Even the six foot five dot-commer guy can't get past me. He's all
stringy hair and glasses. T-shirt, khakis, backpack. Been making
moves to get by but forget it, man, this spot is mine. Too bad for him.
Lights dim. Roar begins. Band appears. Then Patti. Then a
scream. The six-five guy falls flat on the floor. Patti starts to sing
as fifteen people rush to the guy and offer him sips of the
bottled water from their backpacks. "I'm okay, I'm all right, thanks,"
he says, still sprawled below. Fuck him. I'm here to see Patti. His
girlfriend mumbles, "It's okay, this happens to him all the time."
So why does he go to concerts, I wonder? Patti puts on one
hell of a show, with poems from her new book, along with the
classics. The tall guy taps his fingers on the floor and stays there,
the entire concert. Even the encores. There's got to be something
behind this. During the last song, I sneak a glance and see the key.

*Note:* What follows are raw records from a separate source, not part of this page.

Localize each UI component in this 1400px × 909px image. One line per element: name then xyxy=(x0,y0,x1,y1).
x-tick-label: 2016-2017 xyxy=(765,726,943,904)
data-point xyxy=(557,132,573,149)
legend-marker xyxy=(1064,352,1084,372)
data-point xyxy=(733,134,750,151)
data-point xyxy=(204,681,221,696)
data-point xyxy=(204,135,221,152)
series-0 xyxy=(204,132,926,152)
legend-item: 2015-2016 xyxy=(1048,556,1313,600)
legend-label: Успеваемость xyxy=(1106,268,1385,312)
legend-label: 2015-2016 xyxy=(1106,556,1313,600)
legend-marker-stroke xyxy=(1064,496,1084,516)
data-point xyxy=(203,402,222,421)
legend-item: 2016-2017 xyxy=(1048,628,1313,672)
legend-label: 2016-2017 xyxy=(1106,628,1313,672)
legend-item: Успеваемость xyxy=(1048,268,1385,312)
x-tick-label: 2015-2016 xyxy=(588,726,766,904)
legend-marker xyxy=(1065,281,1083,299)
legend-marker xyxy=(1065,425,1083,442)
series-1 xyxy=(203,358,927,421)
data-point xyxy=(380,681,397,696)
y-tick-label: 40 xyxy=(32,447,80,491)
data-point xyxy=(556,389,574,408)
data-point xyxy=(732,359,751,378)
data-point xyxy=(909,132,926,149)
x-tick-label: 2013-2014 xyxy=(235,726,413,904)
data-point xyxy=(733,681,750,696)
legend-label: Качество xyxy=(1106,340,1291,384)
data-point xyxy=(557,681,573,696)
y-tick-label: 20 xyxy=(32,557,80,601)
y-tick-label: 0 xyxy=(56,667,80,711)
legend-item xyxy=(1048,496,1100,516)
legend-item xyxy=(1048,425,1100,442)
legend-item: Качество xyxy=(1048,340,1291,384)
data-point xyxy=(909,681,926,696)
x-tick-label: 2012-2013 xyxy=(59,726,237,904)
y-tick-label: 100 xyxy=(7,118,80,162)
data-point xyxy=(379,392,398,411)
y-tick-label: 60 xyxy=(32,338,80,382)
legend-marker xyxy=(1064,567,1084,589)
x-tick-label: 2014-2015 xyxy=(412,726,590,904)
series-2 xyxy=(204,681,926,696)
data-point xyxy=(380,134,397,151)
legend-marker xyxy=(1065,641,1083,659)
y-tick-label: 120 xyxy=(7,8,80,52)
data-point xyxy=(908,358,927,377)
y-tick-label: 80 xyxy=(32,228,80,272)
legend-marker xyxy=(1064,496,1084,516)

The guy's a freak. He's not looking a Patti, he's sniffing between the
legs of every chick that drifts near him. He's a freakin' crotch sniffer.
Probably pulls this act everytime he goes to a show. I'm torn now
between absorbing only Patti or giving this guy a quick kick in the
balls. Thank god for multi-tasking. Two quick boots and before the end
of the final song, he's making his way out the door like a dog. Patti turns
her head my direction and smiles. I know she is looking right at me.
2 comments:
I wish I had something more articulate to say about your performance than Wow! But, Wow! You were terrific. The Crotch Sniffer is good on the page as well as performed, but truly Abigail with the bass player? Great. More music in 2007, please.
We had a great time playing and hope to do it again real soon.